It came up today as it will now and then; I often resort to a generalized
anthropic principle to explain everyday phenomena. Briefly, many answers to questions are given by the fact that one is asking them. I don't invoke advanced scientific theories or purport to explain human existence (as is often the use of the principle) but rather for a broader set of circumstances. Do I have to explain more fully what this means? Maybe I'll think up a good set of examples and you can extrapolate the idea yourself.

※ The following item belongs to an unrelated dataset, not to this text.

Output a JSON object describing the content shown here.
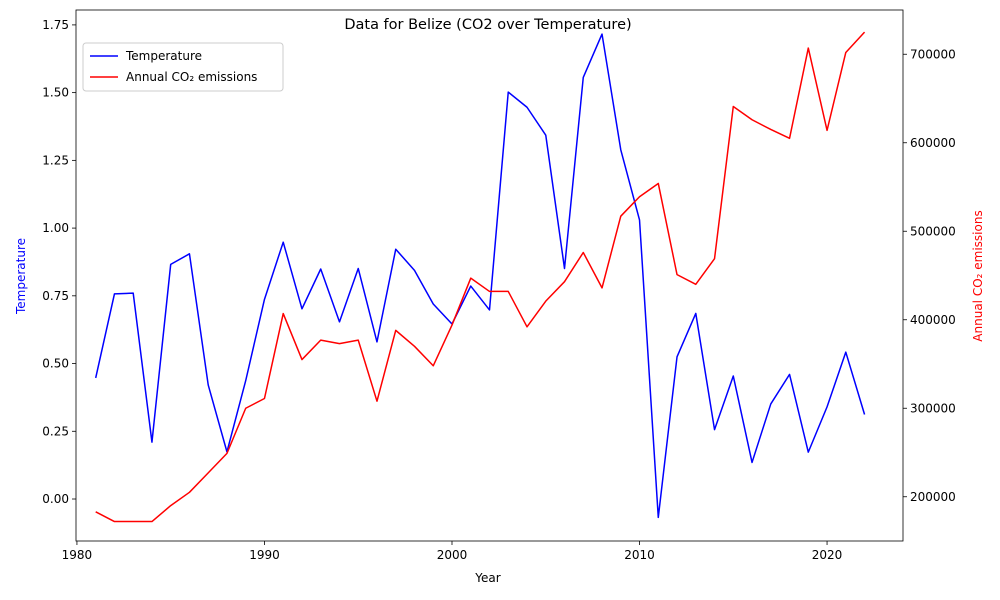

While we're on the subject of neologisms, I should mention Fabrizio's new one: "The pot knows best." That is to say, an inversion of "The pot calling the kettle black", normally used to signify the hypocrisy of criticism from an accuser having committed the same act. But really, who better to recognize an bad act than one who perpetrates it? I like that Fabrizio's turn of phrase highlights the
ad hominem defense of an offense, as if somehow deriding a person could negate a transgression.

I tried to make up a pun on the fly earlier this week but it didn't work. I wanted to say something like, "put the (xxx) in dyslexia", where (xxx) was some backwards subword of "dyslexia". Unfortunately for me, "aixelsyd" doesn't contain any English words! It took me a few moments to verify that fact in my head, so my pun would have been
esprit d'escalier in any case.
The notion persists but I am stymied! I am asking for help constructing a pun in the same vein: try to find a word whose meaning supports an alternate subword construction so that we can say: "put the (xxx) in (yyy)", where (xxx) is a subword of (yyy) via the meaning of yyy.